An evocative film capturing and celebrating memories of Longton will be screened for the very first time at this year’s Longton Beer Festival at the Gladstone Pottery Museum from Thursday evening this week.
The Heritage Lottery funded community film was produced by film students from the city’s very own Staffordshire University and has involved local pub-goers in period dress telling their favourite pub stories at the Congress Inn and the Vine.
The beer festival, now in its third year, has become a firm favourite fixture for local beer enthusiasts. It has been organised by Longton Community Partnership, with the support of Stoke-on-Trent City Council, and sponsorship from loads of local companies.
The festival features an amazing array of local brews, offering people the chance to support their local brewing enterprises.

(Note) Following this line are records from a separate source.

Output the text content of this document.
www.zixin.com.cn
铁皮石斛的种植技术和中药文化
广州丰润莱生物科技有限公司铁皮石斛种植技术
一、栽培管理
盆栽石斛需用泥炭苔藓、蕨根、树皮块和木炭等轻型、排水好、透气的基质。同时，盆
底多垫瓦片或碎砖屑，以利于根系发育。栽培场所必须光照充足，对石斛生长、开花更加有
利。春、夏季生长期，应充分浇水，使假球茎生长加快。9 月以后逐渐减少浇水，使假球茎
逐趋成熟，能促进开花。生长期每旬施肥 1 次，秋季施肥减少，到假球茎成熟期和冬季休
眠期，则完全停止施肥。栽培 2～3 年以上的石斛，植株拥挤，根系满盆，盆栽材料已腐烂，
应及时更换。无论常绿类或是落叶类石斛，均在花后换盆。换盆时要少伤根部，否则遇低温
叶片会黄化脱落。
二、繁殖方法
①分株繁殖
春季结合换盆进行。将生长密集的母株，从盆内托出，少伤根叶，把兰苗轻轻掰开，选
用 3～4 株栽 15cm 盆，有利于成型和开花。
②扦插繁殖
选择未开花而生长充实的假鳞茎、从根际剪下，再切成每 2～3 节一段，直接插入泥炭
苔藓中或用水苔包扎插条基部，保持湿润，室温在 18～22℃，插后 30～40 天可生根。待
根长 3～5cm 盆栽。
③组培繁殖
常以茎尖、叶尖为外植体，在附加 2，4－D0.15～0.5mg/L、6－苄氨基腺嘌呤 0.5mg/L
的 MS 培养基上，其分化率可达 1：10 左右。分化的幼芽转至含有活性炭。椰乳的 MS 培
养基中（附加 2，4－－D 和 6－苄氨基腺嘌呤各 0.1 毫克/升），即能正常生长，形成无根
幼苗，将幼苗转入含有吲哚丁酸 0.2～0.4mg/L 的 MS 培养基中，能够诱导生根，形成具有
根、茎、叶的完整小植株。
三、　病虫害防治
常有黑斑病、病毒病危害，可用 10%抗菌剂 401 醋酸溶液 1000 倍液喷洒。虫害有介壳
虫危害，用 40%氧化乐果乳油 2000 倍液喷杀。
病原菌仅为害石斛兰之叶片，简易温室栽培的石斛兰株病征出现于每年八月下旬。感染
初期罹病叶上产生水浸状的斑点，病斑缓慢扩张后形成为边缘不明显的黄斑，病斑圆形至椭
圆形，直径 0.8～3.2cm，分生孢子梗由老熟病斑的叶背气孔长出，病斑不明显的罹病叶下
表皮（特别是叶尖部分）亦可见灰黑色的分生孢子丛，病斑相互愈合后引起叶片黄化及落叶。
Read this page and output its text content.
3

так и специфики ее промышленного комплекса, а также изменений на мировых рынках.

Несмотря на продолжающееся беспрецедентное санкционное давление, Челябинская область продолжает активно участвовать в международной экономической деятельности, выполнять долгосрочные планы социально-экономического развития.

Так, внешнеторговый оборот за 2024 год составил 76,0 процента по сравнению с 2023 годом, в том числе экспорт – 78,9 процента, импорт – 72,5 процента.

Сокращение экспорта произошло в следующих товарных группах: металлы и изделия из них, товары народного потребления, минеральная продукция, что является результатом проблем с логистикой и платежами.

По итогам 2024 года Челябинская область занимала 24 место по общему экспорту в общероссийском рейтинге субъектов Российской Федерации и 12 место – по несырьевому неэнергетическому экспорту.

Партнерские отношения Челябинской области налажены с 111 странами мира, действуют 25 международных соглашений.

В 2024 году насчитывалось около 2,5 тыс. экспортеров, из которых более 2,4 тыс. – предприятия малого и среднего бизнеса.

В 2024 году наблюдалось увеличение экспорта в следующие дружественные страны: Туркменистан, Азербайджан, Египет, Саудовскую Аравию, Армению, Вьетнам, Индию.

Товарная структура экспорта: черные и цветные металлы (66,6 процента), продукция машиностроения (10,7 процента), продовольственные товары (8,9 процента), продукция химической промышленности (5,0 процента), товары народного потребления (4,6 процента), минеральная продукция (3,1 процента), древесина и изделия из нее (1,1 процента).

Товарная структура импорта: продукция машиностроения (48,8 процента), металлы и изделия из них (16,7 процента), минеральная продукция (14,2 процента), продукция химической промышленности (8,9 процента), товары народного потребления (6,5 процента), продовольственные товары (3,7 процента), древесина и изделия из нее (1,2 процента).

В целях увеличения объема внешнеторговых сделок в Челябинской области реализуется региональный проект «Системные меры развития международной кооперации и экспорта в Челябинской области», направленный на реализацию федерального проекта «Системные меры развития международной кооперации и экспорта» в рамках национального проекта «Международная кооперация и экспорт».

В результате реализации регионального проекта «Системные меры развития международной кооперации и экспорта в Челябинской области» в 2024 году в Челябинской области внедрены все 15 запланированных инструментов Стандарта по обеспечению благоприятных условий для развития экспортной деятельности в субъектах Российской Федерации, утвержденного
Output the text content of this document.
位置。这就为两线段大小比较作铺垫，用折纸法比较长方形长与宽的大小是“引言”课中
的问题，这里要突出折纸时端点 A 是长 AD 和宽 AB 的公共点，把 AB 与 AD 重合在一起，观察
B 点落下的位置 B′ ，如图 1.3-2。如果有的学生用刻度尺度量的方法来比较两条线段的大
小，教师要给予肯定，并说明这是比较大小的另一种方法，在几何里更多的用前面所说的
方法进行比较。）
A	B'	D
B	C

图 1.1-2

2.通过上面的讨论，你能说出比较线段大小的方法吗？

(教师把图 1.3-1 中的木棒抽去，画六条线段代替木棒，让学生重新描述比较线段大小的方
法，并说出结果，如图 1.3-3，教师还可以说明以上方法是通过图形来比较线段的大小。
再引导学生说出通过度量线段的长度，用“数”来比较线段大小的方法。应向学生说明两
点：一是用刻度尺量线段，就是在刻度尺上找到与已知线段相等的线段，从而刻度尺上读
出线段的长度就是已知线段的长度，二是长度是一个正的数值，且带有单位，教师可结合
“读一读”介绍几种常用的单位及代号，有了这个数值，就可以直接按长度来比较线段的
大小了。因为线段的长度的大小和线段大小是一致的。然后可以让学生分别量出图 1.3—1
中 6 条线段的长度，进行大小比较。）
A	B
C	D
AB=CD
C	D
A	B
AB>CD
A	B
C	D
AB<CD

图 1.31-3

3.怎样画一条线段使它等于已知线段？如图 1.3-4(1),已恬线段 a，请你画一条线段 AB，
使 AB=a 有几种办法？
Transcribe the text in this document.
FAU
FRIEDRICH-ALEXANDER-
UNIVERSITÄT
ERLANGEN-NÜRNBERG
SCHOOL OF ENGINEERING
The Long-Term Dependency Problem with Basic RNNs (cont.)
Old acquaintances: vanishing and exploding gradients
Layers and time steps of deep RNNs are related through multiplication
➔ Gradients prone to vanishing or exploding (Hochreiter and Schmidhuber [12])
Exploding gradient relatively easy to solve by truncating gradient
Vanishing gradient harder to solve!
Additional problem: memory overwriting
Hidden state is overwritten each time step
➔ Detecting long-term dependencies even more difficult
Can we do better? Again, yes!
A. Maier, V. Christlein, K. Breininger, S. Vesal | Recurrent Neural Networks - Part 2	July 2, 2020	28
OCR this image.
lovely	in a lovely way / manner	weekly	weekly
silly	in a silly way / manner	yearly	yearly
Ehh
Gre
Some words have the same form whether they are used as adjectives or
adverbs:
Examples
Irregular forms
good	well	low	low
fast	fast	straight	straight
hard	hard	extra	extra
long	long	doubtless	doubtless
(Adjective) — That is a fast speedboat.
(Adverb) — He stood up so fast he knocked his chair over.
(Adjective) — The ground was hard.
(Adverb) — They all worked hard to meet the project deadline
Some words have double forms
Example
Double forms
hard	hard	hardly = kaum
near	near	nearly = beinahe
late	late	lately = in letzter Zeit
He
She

Local brews set to go down a treat include a range of top tasting toasts from Titanic. There are beers from across Staffordshire, Shropshire, Cheshire and Derbyshire – including the aptly named Brewery Dancing Duck brewery’s “Ey Up Duck”.
In total beer connoisseurs will have 38 ales and ciders to choose from. The festival opens at 7pm on Thursday evening and last orders are 10.30pm Saturday night. Admission is £5.
There will also be the opportunity for festival goers to share their favourite pub memories for inclusion in a forthcoming exhibition about Longton’s pubs past and present, in September, at the Centre of Refurbishment Excellence at the wonderfully restored and converted Enson Works.
Festival organiser Linda Davies said the event was all about celebrating the city as a great place to live.
“The Gladstone museum is the perfect venue for the Longton Beer Festival – conjuring up a uniquely historic local atmosphere. It’s a great place to blend pride in our past with a growing business success story. We couldn’t stage the event without the support of local businesses,” she said.
Rachel Brewster from Unique Media Productions, Staffordshire University's in-house production company said the beer festival had demonstrated that mixing beer and students can have a positive impact.
“The film explores communal memories and promotes local pride, but has also been important in helping generate the careers of the next generation of creative film makers,” she said.